Fax : 04 91 82 60 83

Email : magalilienart@aol.fr


                                       

 

 

 

 

 

 

 

 

 

 

                                              

INTRODUCTION


 

 

Après la découverte des propriétés régénératrices des cellules souches embryonnaires et adultes ainsi que de certaines de leurs nombreuses applications thérapeutiques possibles, on découvre aujourd’hui l’existence d’un mécanisme qui vient bouleverser les sciences de la vie. Ce mécanisme universel gouvernant le vivant et sa reproduction, très conservé au cours de l’évolution, et pourtant jusqu’alors ignoré, est baptisé « ARNs interférents » par les scientifiques. Il permet d’induire une résistance aux acides nucléiques de pathogènes endogènes ou exogènes, en réponse à l’introduction d’ARNs double brin dans la cellule (transposons, transgènes ou virus), par la « mise en veille » de certains gènes responsables du déclenchement de graves maladies. La compréhension et la maîtrise de ce mécanisme ouvrent des perspectives aussi immenses qu’imprévisibles en ce qui concerne les génomes végétaux, animaux et humains. On commence seulement à explorer les processus moléculaires responsables du phénomène et à apprécier les espoirs qu’ils portent. En effet, bien qu’il soit encore trop tôt pour mesurer la portée exacte de cette découverte, la communauté scientifique est persuadée qu’elle ouvre des perspectives thérapeutiques nouvelles. Ces perspectives viennent prolonger et amplifier celles déjà entrevues par le séquençage du génome de l’espèce humaine. Des études génétiques ont même étendu son action probable à l’inhibition de la traduction au cours du développement, au remodelage de la chromatine, et à la méthylation des ADNs.
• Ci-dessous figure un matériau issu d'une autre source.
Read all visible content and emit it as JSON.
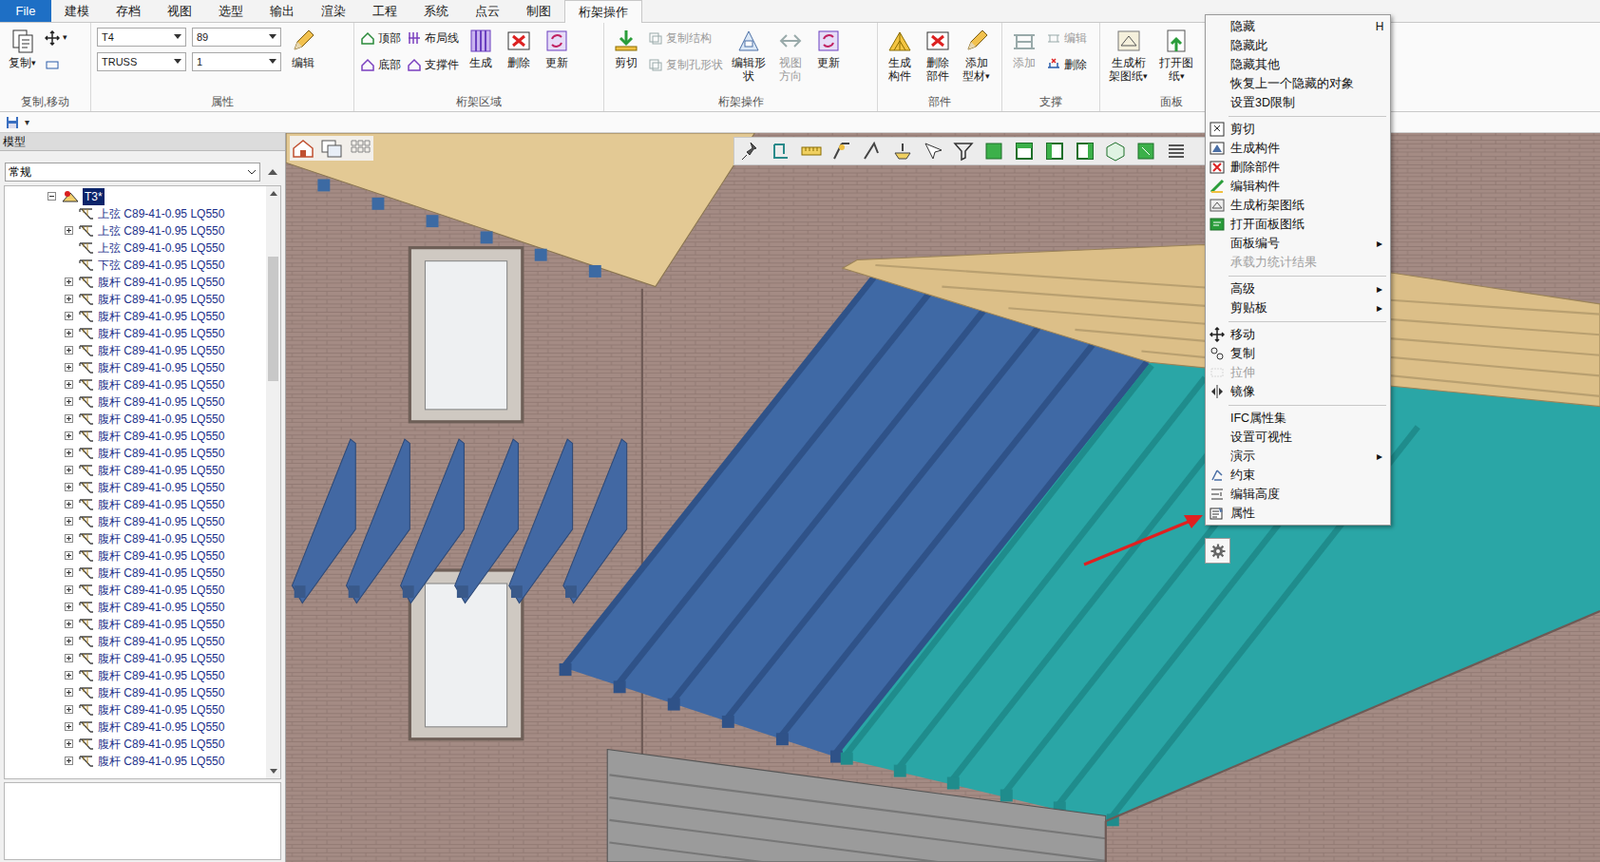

Cela lui confère un rôle de régulateur de l’expression des gènes. Cette étude va permettre de se remémorer les conditions dans lesquelles le phénomène a été découvert, puis de détailler son mécanisme et enfin d’en déterminer la portée thérapeutique et l’impact de cette découverte dans le monde de la biologie. Cela se fera notamment à partir de l’étude d’un exemple de pratique thérapeutique en cours de développement, faisant intervenir son mécanisme dans la lutte contre l’infection par le HIV chez les mammifères.

 

 


 

 

 

 

 

 

 

 

 

 

 

 

 

 

I DECOUVERTE DU

PHENOMENE


En 1990, alors que le professeur Richard Jorgensen tentait de rendre la couleur pourpre de pétunias encore plus intense, en injectant le gène responsable de la coloration, des fleurs blanches apparurent : l’introduction d’un transgène exogène dont la fonction était déjà réalisée par un gène du pétunia a inhibé le processus de coloration. Le phénomène fut nommé co-suppression car non seulement le transgène est devenu inactif mais le gène endogène a lui aussi été modifié. La co-suppression concerne aussi des unicellulaires comme Neurospora crassa. D’autres chercheurs montrèrent que les plantes étaient capables de résister à l’injection d’ARN viral en le dégradant spécifiquement selon un processus apparemment voisin de celui réalisé pour le phénomène de co-suppression. Parallèlement, d’autres biologistes découvraient que l’injection d’ARNds (ARN double brin) pouvait bloquer l’expression de certains gènes et les rendre « silencieux », chez le ver C.elegans : ce phénomène prit le nom « d’interférence de l’ARN » ou «ARNi ». On montra par la suite que ce dernier se produit également chez la Drosophile, et même chez les mammifères. Au cours des années qui ont suivi la découverte de l’interférence de l’ARN, on a compris que le mécanisme était ancien. C’est le plus vieux et le plus ubiquitaire des systèmes antiviraux, apparu avant la divergence végétal-animal. Puis au cours de l’évolution il y a eu apparition de variations par rapport au mécanisme ancestral, à l’origine de phénomènes tel que la co-suppression ou la résistance aux ARNs antiviraux. Les organismes ont vu leur capacité à réaliser de telles fonctions évoluer indépendamment  pour leur permettre une meilleure adaptation à leurs besoins et leur environnement. Mais tous ces phénomènes découverts indépendamment les uns des autres conservent cependant les bases d’un mécanisme commun, responsable de l’extinction de gènes particuliers par introduction d’ARNds. Quel est ce mécanisme ?


 

 

                                              

 

 

 

 

 

 

 

 

 

 

 

 

 

 

II MECANISME


 

                Le phénomène d’interférence de l’ARN suit un mécanisme encore assez mal connu. Néanmoins, ses principales étapes ont été modélisées. Nous abordons d’abord la description globale de ce mécanisme, puis dans un deuxième temps, nous détaillons les relations structure-fonction de quelques enzymes intervenant au cours du phénomène.

 

II-1 Les différentes étapes du mécanisme

 

Le phénomène d’interférence de l’ARN suit un mécanisme encore assez mal connu. Il peut être déclenché par l’introduction dans la cellule de transgène monocopie fortement exprimé ou transgène moins fortement exprimé, mais en multicopie dans le génome, d’ARNs viraux ou réplicons de virus dont les gènes endogènes ont été intégrés par recombinaison homologue, et donc aussi de transposons.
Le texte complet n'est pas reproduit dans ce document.